At this point, two of America's hottest religion-beat stories have become wedded at the hip, at least in my mind.
I am talking about the latest round of the four-decade scandal in the Roman Catholic Church centering on clergy sexual abuse of children and teens -- the vast majority of them male. Now we have a new #MeToo angle, with numerous reports of sexual abuse and harassment of seminarians and young priests, and some of the attackers have ended up in the episcopate.
The poster-male for this story, of course, is former Cardinal Theodore McCarrick, one of the American hierarchy's most powerful networkers and media stars over the past 50 years.
Then there is the #ChurchToo fall of the Rev. Bill Hybels, a superstar megachurch leader who helped create the "Seeker Friendly" evangelical movement of the past couple of decades.
But you know all of that, and I wove those subjects together the other day in a post with this headline: "Who you gonna call? New York Times offers a spiritual piece of the Bill Hybels puzzle."
It will not surprise people who listen to "Crossroads" that host Todd Wilkins and I returned to these topics in this week's podcast. Click here to tune that in.
Look, everyone knows why -- in terms of news -- the Catholic crisis is as has hot at Hades. This is the biggest religion game in town. It's the religion-news Olympics. But why is the Willow Creek story so massive?
Now, the remaining leaders of Willow Creek Community Church have hit the exit doors. Click here for the Chicago Tribune report on that.
Why is the Hybels story so important? Well, on one level, we are talking about the fall of the good guys in American evangelicalism -- the good guys in the eyes of many journalists who have had their fill of bad-guy evangelicals.
Willow Creek was supposed to be the solution to the dead, irrelevant, embarrassing evangelical church problem. Here is a nice summary from a new Christianity Today piece:
As CT, the Chicago Tribune, and now The New York Times have reported on allegations of sexual misconduct and complaints about the Willow Creek board’s response, some less familiar with Willow Creek wonder why the ministry deserves all this attention.
“Willow Creek was revolutionary in that previously, churches assumed that all that was needed to reach unbelievers with the gospel was simply to say it one more time and not do anything particularly different,” said Marshall Shelley, a longtime editor for Leadership Journal.
Rather than just continue to sling religious language at the world, Willow’s leaders realized that “our culture is spiritually blind and is not going to respond to positively to a message that has grown overly familiar or has grown stale,” said Shelley. “Willow Creek said ‘We need to communicate in a way that is going to get people’s attention.

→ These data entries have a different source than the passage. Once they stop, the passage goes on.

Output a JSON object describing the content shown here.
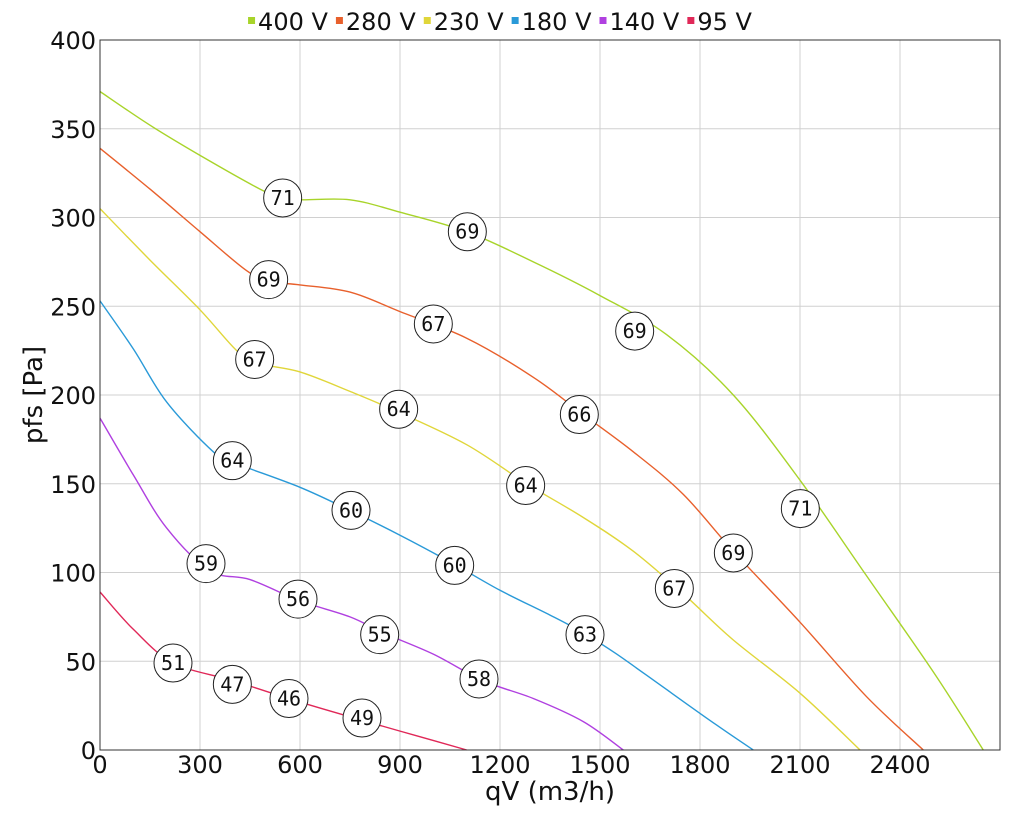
{
  "chart_data": {
    "type": "line",
    "xlabel": "qV (m3/h)",
    "ylabel": "pfs [Pa]",
    "xlim": [
      0,
      2700
    ],
    "ylim": [
      0,
      400
    ],
    "x_ticks": [
      0,
      300,
      600,
      900,
      1200,
      1500,
      1800,
      2100,
      2400
    ],
    "y_ticks": [
      0,
      50,
      100,
      150,
      200,
      250,
      300,
      350,
      400
    ],
    "grid": true,
    "legend_position": "top",
    "series": [
      {
        "name": "400 V",
        "color": "#a8d42a",
        "points": [
          [
            0,
            371
          ],
          [
            150,
            352
          ],
          [
            300,
            335
          ],
          [
            480,
            316
          ],
          [
            540,
            312
          ],
          [
            600,
            310
          ],
          [
            750,
            310
          ],
          [
            900,
            303
          ],
          [
            1100,
            292
          ],
          [
            1300,
            275
          ],
          [
            1500,
            256
          ],
          [
            1700,
            234
          ],
          [
            1900,
            200
          ],
          [
            2100,
            152
          ],
          [
            2300,
            98
          ],
          [
            2500,
            44
          ],
          [
            2650,
            0
          ]
        ],
        "labels": [
          {
            "x": 548,
            "y": 311,
            "text": "71"
          },
          {
            "x": 1102,
            "y": 292,
            "text": "69"
          },
          {
            "x": 1604,
            "y": 236,
            "text": "69"
          },
          {
            "x": 2101,
            "y": 136,
            "text": "71"
          }
        ]
      },
      {
        "name": "280 V",
        "color": "#e8602c",
        "points": [
          [
            0,
            339
          ],
          [
            150,
            316
          ],
          [
            300,
            292
          ],
          [
            440,
            270
          ],
          [
            510,
            264
          ],
          [
            600,
            262
          ],
          [
            750,
            258
          ],
          [
            900,
            247
          ],
          [
            1100,
            232
          ],
          [
            1300,
            210
          ],
          [
            1450,
            189
          ],
          [
            1600,
            168
          ],
          [
            1750,
            144
          ],
          [
            1900,
            112
          ],
          [
            2100,
            72
          ],
          [
            2300,
            30
          ],
          [
            2470,
            0
          ]
        ],
        "labels": [
          {
            "x": 506,
            "y": 265,
            "text": "69"
          },
          {
            "x": 1000,
            "y": 240,
            "text": "67"
          },
          {
            "x": 1438,
            "y": 189,
            "text": "66"
          },
          {
            "x": 1900,
            "y": 111,
            "text": "69"
          }
        ]
      },
      {
        "name": "230 V",
        "color": "#e0d63a",
        "points": [
          [
            0,
            305
          ],
          [
            150,
            276
          ],
          [
            300,
            248
          ],
          [
            410,
            225
          ],
          [
            470,
            218
          ],
          [
            600,
            213
          ],
          [
            750,
            202
          ],
          [
            900,
            190
          ],
          [
            1100,
            172
          ],
          [
            1280,
            150
          ],
          [
            1450,
            131
          ],
          [
            1600,
            112
          ],
          [
            1750,
            88
          ],
          [
            1900,
            62
          ],
          [
            2100,
            32
          ],
          [
            2280,
            0
          ]
        ],
        "labels": [
          {
            "x": 464,
            "y": 220,
            "text": "67"
          },
          {
            "x": 896,
            "y": 192,
            "text": "64"
          },
          {
            "x": 1277,
            "y": 149,
            "text": "64"
          },
          {
            "x": 1723,
            "y": 91,
            "text": "67"
          }
        ]
      },
      {
        "name": "180 V",
        "color": "#2a9ad8",
        "points": [
          [
            0,
            253
          ],
          [
            100,
            226
          ],
          [
            200,
            196
          ],
          [
            340,
            168
          ],
          [
            400,
            162
          ],
          [
            600,
            148
          ],
          [
            750,
            135
          ],
          [
            900,
            121
          ],
          [
            1050,
            106
          ],
          [
            1200,
            90
          ],
          [
            1350,
            76
          ],
          [
            1450,
            66
          ],
          [
            1550,
            54
          ],
          [
            1700,
            34
          ],
          [
            1850,
            14
          ],
          [
            1960,
            0
          ]
        ],
        "labels": [
          {
            "x": 397,
            "y": 163,
            "text": "64"
          },
          {
            "x": 753,
            "y": 135,
            "text": "60"
          },
          {
            "x": 1064,
            "y": 104,
            "text": "60"
          },
          {
            "x": 1455,
            "y": 65,
            "text": "63"
          }
        ]
      },
      {
        "name": "140 V",
        "color": "#b040e0",
        "points": [
          [
            0,
            187
          ],
          [
            100,
            155
          ],
          [
            200,
            125
          ],
          [
            330,
            101
          ],
          [
            450,
            96
          ],
          [
            600,
            84
          ],
          [
            750,
            75
          ],
          [
            850,
            66
          ],
          [
            1000,
            54
          ],
          [
            1150,
            39
          ],
          [
            1300,
            29
          ],
          [
            1450,
            16
          ],
          [
            1570,
            0
          ]
        ],
        "labels": [
          {
            "x": 318,
            "y": 105,
            "text": "59"
          },
          {
            "x": 594,
            "y": 85,
            "text": "56"
          },
          {
            "x": 839,
            "y": 65,
            "text": "55"
          },
          {
            "x": 1137,
            "y": 40,
            "text": "58"
          }
        ]
      },
      {
        "name": "95 V",
        "color": "#e02858",
        "points": [
          [
            0,
            89
          ],
          [
            100,
            68
          ],
          [
            220,
            49
          ],
          [
            400,
            39
          ],
          [
            600,
            27
          ],
          [
            800,
            16
          ],
          [
            950,
            8
          ],
          [
            1100,
            0
          ]
        ],
        "labels": [
          {
            "x": 219,
            "y": 49,
            "text": "51"
          },
          {
            "x": 397,
            "y": 37,
            "text": "47"
          },
          {
            "x": 567,
            "y": 29,
            "text": "46"
          },
          {
            "x": 786,
            "y": 18,
            "text": "49"
          }
        ]
      }
    ]
  }
}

Not say it the way we’ve said it thousands of times before but say it in a way that they’ve never heard it before.’”
This insight grew the ministry of the church and spawned the Willow Creek Association, a network for like-minded churches thousands of congregations strong.

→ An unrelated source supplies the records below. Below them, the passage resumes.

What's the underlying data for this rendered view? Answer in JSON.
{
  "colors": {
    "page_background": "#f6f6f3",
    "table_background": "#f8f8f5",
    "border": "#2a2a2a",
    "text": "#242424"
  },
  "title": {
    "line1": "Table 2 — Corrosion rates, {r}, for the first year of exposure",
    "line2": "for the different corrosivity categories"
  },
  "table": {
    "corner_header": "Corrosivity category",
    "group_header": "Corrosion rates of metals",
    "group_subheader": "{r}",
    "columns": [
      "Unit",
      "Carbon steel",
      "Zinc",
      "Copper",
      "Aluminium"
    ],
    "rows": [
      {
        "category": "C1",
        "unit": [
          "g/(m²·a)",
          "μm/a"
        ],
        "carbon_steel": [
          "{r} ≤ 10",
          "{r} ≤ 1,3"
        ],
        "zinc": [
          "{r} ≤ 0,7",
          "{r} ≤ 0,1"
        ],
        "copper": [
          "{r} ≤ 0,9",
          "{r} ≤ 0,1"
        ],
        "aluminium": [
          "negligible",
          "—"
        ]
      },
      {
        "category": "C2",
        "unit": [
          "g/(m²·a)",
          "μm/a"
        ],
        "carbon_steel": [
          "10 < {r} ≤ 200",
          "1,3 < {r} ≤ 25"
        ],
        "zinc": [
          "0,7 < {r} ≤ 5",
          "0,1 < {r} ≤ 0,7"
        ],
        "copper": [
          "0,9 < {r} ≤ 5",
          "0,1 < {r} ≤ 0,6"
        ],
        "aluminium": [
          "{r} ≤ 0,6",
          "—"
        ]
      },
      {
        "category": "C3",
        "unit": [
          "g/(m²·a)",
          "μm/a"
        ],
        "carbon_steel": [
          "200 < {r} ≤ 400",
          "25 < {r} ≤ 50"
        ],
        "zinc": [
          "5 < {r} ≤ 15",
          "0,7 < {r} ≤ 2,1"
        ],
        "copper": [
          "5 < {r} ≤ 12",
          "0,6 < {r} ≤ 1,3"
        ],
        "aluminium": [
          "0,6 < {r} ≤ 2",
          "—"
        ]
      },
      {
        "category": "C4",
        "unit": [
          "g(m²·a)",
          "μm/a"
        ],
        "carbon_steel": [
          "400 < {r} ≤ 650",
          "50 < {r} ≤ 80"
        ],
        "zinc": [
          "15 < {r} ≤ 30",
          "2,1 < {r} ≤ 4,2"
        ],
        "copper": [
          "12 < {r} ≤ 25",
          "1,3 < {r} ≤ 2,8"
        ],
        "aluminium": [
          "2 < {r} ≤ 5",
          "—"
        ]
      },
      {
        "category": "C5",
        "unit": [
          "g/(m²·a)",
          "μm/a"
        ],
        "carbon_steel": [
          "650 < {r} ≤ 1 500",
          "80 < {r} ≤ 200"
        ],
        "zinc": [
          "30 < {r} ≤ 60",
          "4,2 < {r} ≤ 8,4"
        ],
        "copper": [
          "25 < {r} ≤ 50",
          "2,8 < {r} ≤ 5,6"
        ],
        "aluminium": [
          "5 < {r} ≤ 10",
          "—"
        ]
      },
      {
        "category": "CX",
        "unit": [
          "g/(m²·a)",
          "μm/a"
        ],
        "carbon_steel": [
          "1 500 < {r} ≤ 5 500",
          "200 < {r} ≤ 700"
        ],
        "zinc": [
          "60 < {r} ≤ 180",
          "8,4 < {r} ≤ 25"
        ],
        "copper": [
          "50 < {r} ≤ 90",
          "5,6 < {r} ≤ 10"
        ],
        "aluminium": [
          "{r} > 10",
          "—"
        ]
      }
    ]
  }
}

In other words, Hybels was a cross between an archbishop, a reality-TV star and the CEO of a modern corporation known for its progressive vision of America. He helped cheer up President Bill Clinton, for heaven's sake.
Then: Boom. That's not a story about a single church.
Now, let's end this podcast intro by turning this around.
The whole Willow Creek anti-hierarchy has resigned. Will this megachurch be able to reboot? Who picks the next set of producers to run this television production?
So what happens with American Catholicism? Readers: Who do Catholic leaders need to do to show that they are listening? How much of the structure do they need to blow up?